甘々注意報 2

「スカーレット、そんな風に全身に力を入れていたら転ぶぞ」


 サリー夫人の手拍子が響く中、リヒャルト様がわたしの耳のすぐ上でささやいた。


 ……ちっ、近いです近いですよリヒャルト様! いえ、ダンスってこんなもんですか?


 この距離が普通なんてダンス怖い!

 貴族の常識にびっくりだよ!


 今日からはじまったダンスレッスンだが、わたしは早くもギブアップと叫びたい気持ちだった。

 だって、近い!

 これはもう、ほとんど抱きしめているのと同じレベルですよ!


 リヒャルト様にホールドされて、わたしの心臓はもうばっくんばっくんです。

 体なんて緊張でカチンコチンですよ。

 足がもつれて、さっきから右によろよろ左によろよろとよろけまくりです。

 リヒャルト様がうまくフォローしてくれて支えてくれるから倒れなくてすんでるけど、そのたびに耳元で「大丈夫か?」とか「足をひねっていないか?」とかささやいてくるから、わたしの心臓さんはさらにドドドドドドッと変な音を立てる。

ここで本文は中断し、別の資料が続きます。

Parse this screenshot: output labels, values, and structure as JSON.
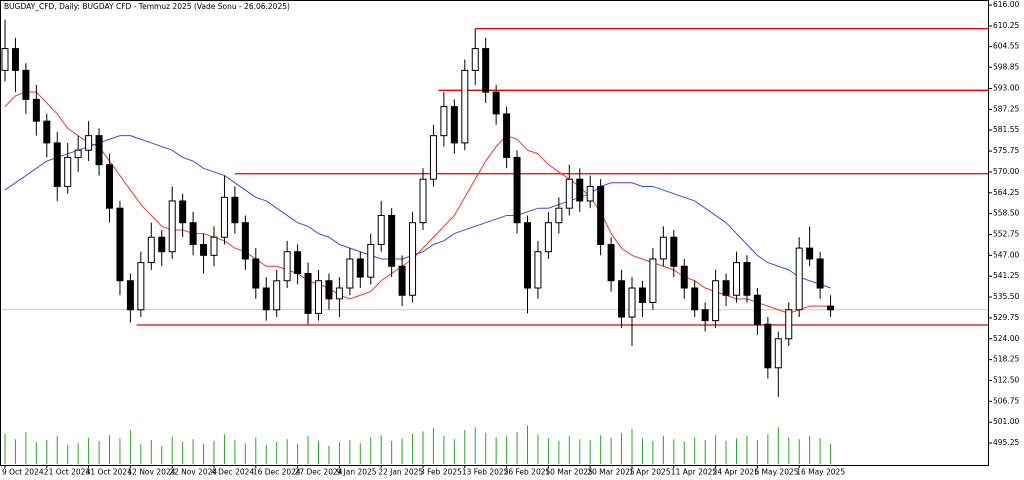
{
  "chart_data": {
    "type": "candlestick",
    "title": "BUGDAY_CFD, Daily: BUGDAY CFD - Temmuz 2025 (Vade Sonu - 26.06.2025)",
    "categories": [
      "9 Oct 2024",
      null,
      null,
      null,
      "21 Oct 2024",
      null,
      null,
      null,
      "31 Oct 2024",
      null,
      null,
      null,
      "12 Nov 2024",
      null,
      null,
      null,
      "22 Nov 2024",
      null,
      null,
      null,
      "4 Dec 2024",
      null,
      null,
      null,
      "16 Dec 2024",
      null,
      null,
      null,
      "27 Dec 2024",
      null,
      null,
      null,
      "9 Jan 2025",
      null,
      null,
      null,
      "22 Jan 2025",
      null,
      null,
      null,
      "3 Feb 2025",
      null,
      null,
      null,
      "13 Feb 2025",
      null,
      null,
      null,
      "26 Feb 2025",
      null,
      null,
      null,
      "10 Mar 2025",
      null,
      null,
      null,
      "20 Mar 2025",
      null,
      null,
      null,
      "1 Apr 2025",
      null,
      null,
      null,
      "11 Apr 2025",
      null,
      null,
      null,
      "24 Apr 2025",
      null,
      null,
      null,
      "6 May 2025",
      null,
      null,
      null,
      "16 May 2025",
      null,
      null,
      null
    ],
    "candles": [
      [
        598,
        612,
        595,
        604
      ],
      [
        604,
        607,
        592,
        598
      ],
      [
        598,
        600,
        586,
        590
      ],
      [
        590,
        594,
        580,
        584
      ],
      [
        584,
        586,
        574,
        578
      ],
      [
        578,
        581,
        562,
        566
      ],
      [
        566,
        578,
        564,
        574
      ],
      [
        574,
        580,
        570,
        576
      ],
      [
        576,
        584,
        573,
        580
      ],
      [
        580,
        582,
        569,
        572
      ],
      [
        572,
        575,
        556,
        560
      ],
      [
        560,
        562,
        536,
        540
      ],
      [
        540,
        542,
        528.5,
        532
      ],
      [
        532,
        548,
        530,
        545
      ],
      [
        545,
        556,
        543,
        552
      ],
      [
        552,
        554,
        544,
        548
      ],
      [
        548,
        566,
        546,
        562
      ],
      [
        562,
        564,
        552,
        556
      ],
      [
        556,
        559,
        547,
        550
      ],
      [
        550,
        553,
        542,
        547
      ],
      [
        547,
        555,
        544,
        552
      ],
      [
        552,
        569,
        550,
        563
      ],
      [
        563,
        566,
        553,
        556
      ],
      [
        556,
        558,
        543,
        546
      ],
      [
        546,
        549,
        535,
        538
      ],
      [
        538,
        541,
        529,
        532
      ],
      [
        532,
        543,
        530,
        540
      ],
      [
        540,
        551,
        538,
        548
      ],
      [
        548,
        550,
        539,
        542
      ],
      [
        542,
        545,
        528,
        531
      ],
      [
        531,
        543,
        529,
        540
      ],
      [
        540,
        542,
        532,
        535
      ],
      [
        535,
        541,
        530,
        538
      ],
      [
        538,
        549,
        536,
        546
      ],
      [
        546,
        548,
        538,
        541
      ],
      [
        541,
        553,
        539,
        550
      ],
      [
        550,
        562,
        548,
        558
      ],
      [
        558,
        560,
        541,
        544
      ],
      [
        544,
        547,
        533,
        536
      ],
      [
        536,
        559,
        534,
        556
      ],
      [
        556,
        571,
        554,
        568
      ],
      [
        568,
        583,
        566,
        580
      ],
      [
        580,
        592,
        577,
        588
      ],
      [
        588,
        590,
        575,
        578
      ],
      [
        578,
        601,
        576,
        598
      ],
      [
        598,
        609.5,
        594,
        604
      ],
      [
        604,
        607,
        589,
        592
      ],
      [
        592,
        594,
        583,
        586
      ],
      [
        586,
        588,
        571,
        574
      ],
      [
        574,
        576,
        553,
        556
      ],
      [
        556,
        558,
        531,
        538
      ],
      [
        538,
        551,
        535,
        548
      ],
      [
        548,
        559,
        546,
        556
      ],
      [
        556,
        563,
        553,
        560
      ],
      [
        560,
        572,
        558,
        568
      ],
      [
        568,
        571,
        559,
        562
      ],
      [
        562,
        569,
        560,
        566
      ],
      [
        566,
        568,
        547,
        550
      ],
      [
        550,
        552,
        537,
        540
      ],
      [
        540,
        543,
        527,
        530
      ],
      [
        530,
        541,
        522,
        538
      ],
      [
        538,
        540,
        530,
        534
      ],
      [
        534,
        549,
        532,
        546
      ],
      [
        546,
        555,
        544,
        552
      ],
      [
        552,
        554,
        541,
        544
      ],
      [
        544,
        546,
        535,
        538
      ],
      [
        538,
        540,
        530,
        532
      ],
      [
        532,
        534,
        526,
        529
      ],
      [
        529,
        543,
        527,
        540
      ],
      [
        540,
        542,
        533,
        536
      ],
      [
        536,
        548,
        534,
        545
      ],
      [
        545,
        547,
        534,
        536
      ],
      [
        536,
        538,
        525,
        528
      ],
      [
        528,
        530,
        513,
        516
      ],
      [
        516,
        526,
        508,
        524
      ],
      [
        524,
        534,
        522,
        532
      ],
      [
        532,
        552,
        530,
        549
      ],
      [
        549,
        555,
        544,
        546
      ],
      [
        546,
        548,
        535,
        538
      ],
      [
        533,
        536,
        530,
        532
      ]
    ],
    "bull_color": "#ffffff",
    "bear_color": "#000000",
    "moving_averages": [
      {
        "color": "#e8392e",
        "values": [
          588,
          591,
          592,
          592,
          589,
          586,
          582,
          580,
          578,
          577,
          573,
          569,
          565,
          561,
          558,
          555,
          554,
          554,
          553,
          553,
          552,
          551,
          549,
          548,
          546,
          544,
          544,
          543,
          542,
          540,
          539,
          538,
          536,
          535,
          536,
          537,
          540,
          542,
          544,
          546,
          549,
          552,
          555,
          558,
          563,
          568,
          573,
          577,
          580,
          579,
          576,
          575,
          572,
          570,
          568,
          566,
          563,
          559,
          553,
          549,
          547,
          546,
          545,
          544,
          543,
          541,
          540,
          538,
          537,
          536,
          535,
          535,
          534,
          533,
          532,
          531,
          532,
          533,
          533,
          533
        ]
      },
      {
        "color": "#3a4ee0",
        "values": [
          565,
          567,
          569,
          571,
          573,
          574,
          575,
          576,
          577,
          578,
          579,
          580,
          580,
          579,
          578,
          577,
          576,
          574,
          573,
          571,
          570,
          569,
          567,
          565,
          563,
          562,
          560,
          558,
          556,
          555,
          553,
          552,
          550,
          549,
          548,
          547,
          546,
          546,
          546,
          547,
          548,
          550,
          551,
          553,
          554,
          555,
          556,
          557,
          558,
          558,
          559,
          560,
          560,
          561,
          562,
          563,
          564,
          566,
          567,
          567,
          567,
          566,
          566,
          565,
          564,
          563,
          562,
          560,
          558,
          556,
          553,
          550,
          547,
          545,
          544,
          543,
          541,
          540,
          539,
          538
        ]
      }
    ],
    "volume": {
      "color": "#2aa52a",
      "values": [
        75,
        62,
        80,
        55,
        60,
        70,
        48,
        52,
        66,
        58,
        72,
        64,
        85,
        50,
        60,
        45,
        68,
        55,
        62,
        50,
        58,
        74,
        60,
        52,
        66,
        48,
        56,
        62,
        50,
        70,
        58,
        46,
        54,
        60,
        52,
        66,
        72,
        58,
        64,
        76,
        82,
        90,
        70,
        62,
        85,
        92,
        78,
        66,
        70,
        80,
        96,
        74,
        64,
        58,
        70,
        62,
        60,
        72,
        66,
        78,
        88,
        64,
        58,
        70,
        62,
        56,
        66,
        60,
        72,
        58,
        64,
        70,
        60,
        74,
        92,
        66,
        62,
        70,
        64,
        50
      ]
    },
    "vlim": [
      0,
      100
    ],
    "levels": [
      {
        "value": 609.5,
        "from": 45
      },
      {
        "value": 592.5,
        "from": 41.5
      },
      {
        "value": 569.5,
        "from": 22
      },
      {
        "value": 527.8,
        "from": 12.6
      }
    ],
    "level_color": "#e00000",
    "current_price": 532,
    "ylim": [
      489.2,
      617.4
    ],
    "yticks": [
      {
        "value": 616,
        "label": "616.00"
      },
      {
        "value": 610.25,
        "label": "610.25"
      },
      {
        "value": 604.55,
        "label": "604.55"
      },
      {
        "value": 598.85,
        "label": "598.85"
      },
      {
        "value": 593,
        "label": "593.00"
      },
      {
        "value": 587.25,
        "label": "587.25"
      },
      {
        "value": 581.55,
        "label": "581.55"
      },
      {
        "value": 575.75,
        "label": "575.75"
      },
      {
        "value": 570,
        "label": "570.00"
      },
      {
        "value": 564.25,
        "label": "564.25"
      },
      {
        "value": 558.5,
        "label": "558.50"
      },
      {
        "value": 552.75,
        "label": "552.75"
      },
      {
        "value": 547,
        "label": "547.00"
      },
      {
        "value": 541.25,
        "label": "541.25"
      },
      {
        "value": 535.5,
        "label": "535.50"
      },
      {
        "value": 529.75,
        "label": "529.75"
      },
      {
        "value": 524,
        "label": "524.00"
      },
      {
        "value": 518.25,
        "label": "518.25"
      },
      {
        "value": 512.5,
        "label": "512.50"
      },
      {
        "value": 506.75,
        "label": "506.75"
      },
      {
        "value": 501,
        "label": "501.00"
      },
      {
        "value": 495.25,
        "label": "495.25"
      }
    ]
  }
}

 ……やっぱりわたしの心臓さん、変な病気なんじゃないですか⁉


 動悸と息切れがすごい。

 そしてそのたびにぐわんぐわんと上がっていくわたしの体温が異常すぎる!


「スカーレット、呼吸がおかしいが大丈夫か?」

「だ、だだだ、大丈夫ですよ。ほらっ、ひっひっふー!」

「大丈夫じゃなさそうだな。サリー夫人、少し休憩を。ベティーナ、飲み物を運ばせてくれ」


 サリー夫人の手拍子が止み、リヒャルト様がわたしをソファに座らせてくれた。


 ……あの。あのぅ。リヒャルト様、腕がわたしの肩に回っていますけどどうしてですか⁉


 わたしの隣に座ったリヒャルト様がわたしの肩を引き寄せて、心配そうに顔を覗き込んでいる。

 おかげで、わたしはついに呼吸の仕方を忘れてしまった。

 はふはふと、真っ白な頭で何とか酸素を取り込もうと金魚のように口をパクパクさせていると、リヒャルト様がさっと表情を強張らせて、ダンスレッスンのために身に着けていたシルクのグローブを外すとわたしの額に手を当てる。

 リヒャルト様の手、冷たくて気持ちいいー。


「……熱があるな。サリー夫人、申し訳ないが、今日はこれで終わりにしていただけるだろうか?」

「それがよろしゅうございますね。ですが、聖女様が風邪をひくなんて、珍しいこともありますね」


 聖女は自分で自分を癒せるので、病気なんてほとんどしない……はずだ。


 ……でもこれ、病気としか考えられないよ! どうしよう。聖女の力もきかない不治の病とかじゃないの⁉


 メイドさんが運んで来たお茶をちびちび飲みながら青くなっていると、リヒャルト様がベティーナさんに話しかけている。

 どうやらわたしのドレスを着替えさせて、寝かせろ言っているようだ。


「スカーレット、私は医者に連絡を入れてこよう」


 聖女が医者にかかるなんて、前代未聞に違いない。

 わたしは情けない気持ちで、「ひゃい」と小さく返事をした。